A Google search for “devops” yields tons of interesting postings, tools, and even a couple of manifestos. Refine the search further to “devops quality” and the results become less direct; “devops testing” simply doesn’t exist according to Google.
That said, things are starting to change.
In late April, Greg Retkowski released Virtual Machine Test Harness (VMTH), for unit-testing infrastructure automation. Application developers are used to seeing a “green bar” or other reports that indicate that the changes they are making have been automatically tested and will not break predefined scenarios. VMTH does this for your configuration management (Puppet/Chef/CFEngine) setup, automatically building out virtual machines based on a configuration management setup, and then running tests against those machines.

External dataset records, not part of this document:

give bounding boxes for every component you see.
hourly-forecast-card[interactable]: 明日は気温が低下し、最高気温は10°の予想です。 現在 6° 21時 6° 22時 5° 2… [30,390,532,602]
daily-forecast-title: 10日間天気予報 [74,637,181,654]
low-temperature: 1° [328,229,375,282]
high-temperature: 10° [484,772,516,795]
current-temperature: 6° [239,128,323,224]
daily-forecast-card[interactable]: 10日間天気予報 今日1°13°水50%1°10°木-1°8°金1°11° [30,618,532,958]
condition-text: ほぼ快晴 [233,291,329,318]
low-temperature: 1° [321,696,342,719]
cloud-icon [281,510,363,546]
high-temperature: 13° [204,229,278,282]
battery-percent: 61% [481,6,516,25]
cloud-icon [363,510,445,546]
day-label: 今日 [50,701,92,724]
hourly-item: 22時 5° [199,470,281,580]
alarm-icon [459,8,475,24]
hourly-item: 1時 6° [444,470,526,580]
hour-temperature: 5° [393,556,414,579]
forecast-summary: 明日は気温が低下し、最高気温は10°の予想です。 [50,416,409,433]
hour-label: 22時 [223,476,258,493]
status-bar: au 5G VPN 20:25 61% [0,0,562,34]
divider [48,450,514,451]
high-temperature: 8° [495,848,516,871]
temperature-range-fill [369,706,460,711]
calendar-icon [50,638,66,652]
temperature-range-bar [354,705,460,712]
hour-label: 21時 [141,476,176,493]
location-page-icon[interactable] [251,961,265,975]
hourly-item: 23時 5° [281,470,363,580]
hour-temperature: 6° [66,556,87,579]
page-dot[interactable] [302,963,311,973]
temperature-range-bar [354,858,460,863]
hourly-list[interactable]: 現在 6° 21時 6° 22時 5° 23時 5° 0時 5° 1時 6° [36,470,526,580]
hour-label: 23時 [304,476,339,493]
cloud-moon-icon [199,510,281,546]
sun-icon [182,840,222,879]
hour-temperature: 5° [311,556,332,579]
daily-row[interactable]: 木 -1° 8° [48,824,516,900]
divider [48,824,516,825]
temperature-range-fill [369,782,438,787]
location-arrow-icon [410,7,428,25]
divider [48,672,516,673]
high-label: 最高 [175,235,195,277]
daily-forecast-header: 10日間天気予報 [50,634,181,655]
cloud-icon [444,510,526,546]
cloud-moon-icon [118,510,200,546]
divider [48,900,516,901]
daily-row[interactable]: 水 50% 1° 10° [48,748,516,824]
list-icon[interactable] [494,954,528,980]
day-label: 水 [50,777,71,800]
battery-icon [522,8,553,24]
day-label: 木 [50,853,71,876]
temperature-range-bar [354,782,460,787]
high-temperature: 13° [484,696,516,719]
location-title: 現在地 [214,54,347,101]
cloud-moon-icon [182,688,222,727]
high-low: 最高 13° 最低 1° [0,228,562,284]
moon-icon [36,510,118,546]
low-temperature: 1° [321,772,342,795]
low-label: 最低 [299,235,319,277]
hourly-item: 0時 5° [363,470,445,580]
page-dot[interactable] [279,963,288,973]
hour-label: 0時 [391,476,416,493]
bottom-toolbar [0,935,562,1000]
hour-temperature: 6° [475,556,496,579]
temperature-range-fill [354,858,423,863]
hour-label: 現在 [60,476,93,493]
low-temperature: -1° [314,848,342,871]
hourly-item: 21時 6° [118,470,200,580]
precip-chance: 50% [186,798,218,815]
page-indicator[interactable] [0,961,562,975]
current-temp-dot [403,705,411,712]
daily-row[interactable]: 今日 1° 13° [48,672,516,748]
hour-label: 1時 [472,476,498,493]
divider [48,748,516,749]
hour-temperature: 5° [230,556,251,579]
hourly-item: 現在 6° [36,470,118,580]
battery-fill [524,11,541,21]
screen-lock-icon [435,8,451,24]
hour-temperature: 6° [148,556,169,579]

As referred to in the source code, tests are set up in YAML. They are composed of directives to run uploads and downloads to the test VM, and of course to set up and run the tests. The desired tests can be specified in a plain-text scenarios file or passed in from the command line.
For example, one could set up a scenario file to kickstart a new machine, deploy and configure a database server, load-balancer, and web server, then ask VMTH to verify that the configuration works:
VM Test Harness Results.... Elapsed time to complete testing: 06:08:14 ------------------+------------+------------+----------------+ Scenario | Apply | Test | Execution Time | ------------------+------------+------------+----------------+ 0nulltest | Passed | Passed | 00:22:37 | dbserver | Passed | Passed | 00:09:29 | loadbalancer | Passed | Passed | 00:04:04 | webserver | Passed | Passed | 00:04:03 | ...
The test shows that the target machine’s services are configured correctly and (in this case) indeed actually up and running. While the tests take a long time -- several hours for a full run -- no human intervention is required, and the outcome is rock-solid confidence in your configuration. It’s roughly the DevOps equivalent of GUI testing tools like Squish and Selenium.
VMTH currently only works in a QEMU+KVM environment, but Greg points out that the VM-manager part of the software is abstracted and he’s “hoping to hear from some folks using xen or vmware to see their experiences.” VMTH is Apache licensed.
Increased test automation is probably the most significant change in the software quality and testing arena over the past few years. While developing for DevOps is simply different than developing a typical application -- infrastructure is hard to mock out, and cycle times are much longer -- VMTH shows that many application development techniques and tools are transferrable to DevOps.